Si laurea nel luglio del 1947 con una tesi sul poeta William Wordsworth, uno dei padri del naturalismo e del romanticismo inglesi. A settembre il fatidico incontro, il primo, con il padre, appena sbarcato, insieme alla madre, dalla nave Saturnia al molo 86 di Manhattan: «Nuova York, Nuova York. Ma dentro di me io dicevo mio padre, mio padre» ricorda Tusiani nella sua biografia «In una casa un'altra casa trovo» edita da Bompiani nel 2016.

Il padre appare figura centrale per Tusiani come il Gargano. Sono gli estremi del suo sogno. Il padre sogno della fanciullezza e della prima gioventù. Il Gargano, che oggi raggiunge ogni anno in primavera, la sua terra, sogno di vecchiaia. E coincide con la parola già nel primo lavoro newyorkese del 1948: «Petali sull'onda: poesie».

Tusiani non ha mai dimenticato l'Italia. Negli Stati Uniti deve fare i conti con la nuova terra, con la comunità di italiani e di sammarchesi presenti nel Bronx dove da subito inizia a lavorare come docente. Quando ancora «Manhattan ricorda - rappresentava qualcosa di magnetico: lo sprone delle mie attività intellettuali». Sono gli anni '50, gli anni nei quali il sogno americano raggiunge il massimo splendore, ma anche gli anni nei quali sulla cultura d'oltreoceano si allunga l'ombra del maccartismo, della «caccia alle streghe» contro i comunisti. Tusiani costruisce, invece, un percorso diverso. Decisivo, per la sua realizzazione negli Usa come scrittore e poeta, anche il difficile rapporto con il fratello più piccolo, «Maichino Dante», nato in America dopo il ricongiungimento dei genitori. Michael è il classico immigrato di seconda generazione, un «american of italian discendent» (come viene definito nell'autobiografia di Tusiani), nato da genitori italiani, ma cresciuto in America. Lui non vive, come Joseph, il distacco dalla terra madre (il Gargano) con sofferenza e non vive, pertanto, quello sdoppiamento, quella malinconia del poeta dei due mondi. Michael è l'esempio di integrazione nell'american way of life e lascia a Joseph nostalgie e malinconie che irrigheranno i campi della poesia.

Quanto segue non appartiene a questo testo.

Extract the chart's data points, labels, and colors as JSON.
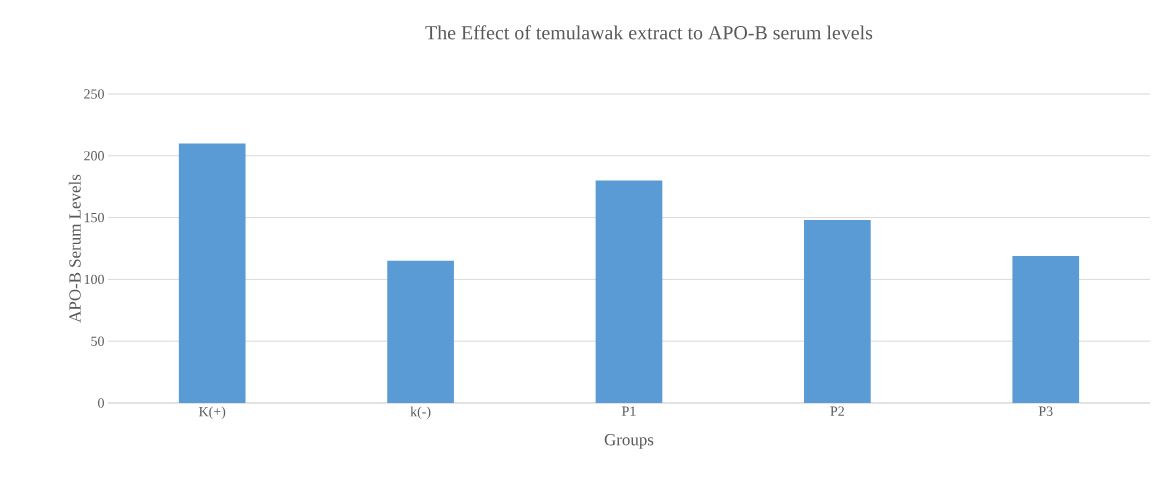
{
  "chart_data": {
    "type": "bar",
    "title": "The Effect of temulawak extract to APO-B serum levels",
    "xlabel": "Groups",
    "ylabel": "APO-B Serum Levels",
    "categories": [
      "K(+)",
      "k(-)",
      "P1",
      "P2",
      "P3"
    ],
    "values": [
      210,
      115,
      180,
      148,
      119
    ],
    "color": "#5b9bd5",
    "ylim": [
      0,
      250
    ],
    "yticks": [
      0,
      50,
      100,
      150,
      200,
      250
    ],
    "grid": "y"
  }
}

Poi c'è la madre, emigrata di prima generazione, che si aggrappa visceralmente a quella Little Italy di New York per sentirsi ancora a casa, ancora legata alla montagna, San Marco in Lamis. La madre, però, esercita sul poeta un fortissimo ascendete che lo lega, ancora oggi, ultranovantenne, alla terra natìa.

Ma chi è veramente Joseph Tusiani? si chiede, in principio, il lavoro prodotto dall'Eurybia Films inquadrando l'anziano e inossidabile poeta tra le stradine del suo paese, San Marco in Lamis, in uno dei ritorni. Di certo un uomo che ha declinato diversamente il mito dell'emigrante di successo negli Usa: non denaro, non influenza politica, ma poesia. A cavallo di due mondi. «Incontrandolo l'impressione spiega nell'introduzione al film Furio Colombo - è quella di incontrare un albero con tutti i suoi rami e tutti i suoi frutti e quindi con la continuità che ha un albero piuttosto che una persona che si sposta. Raramente ho incontrato una voce in inglese così perfetta, piena e autorevole.

Il suo italiano non aveva le tracce della nostalgia e il suo inglese non aveva le tracce del nuovo arrivato».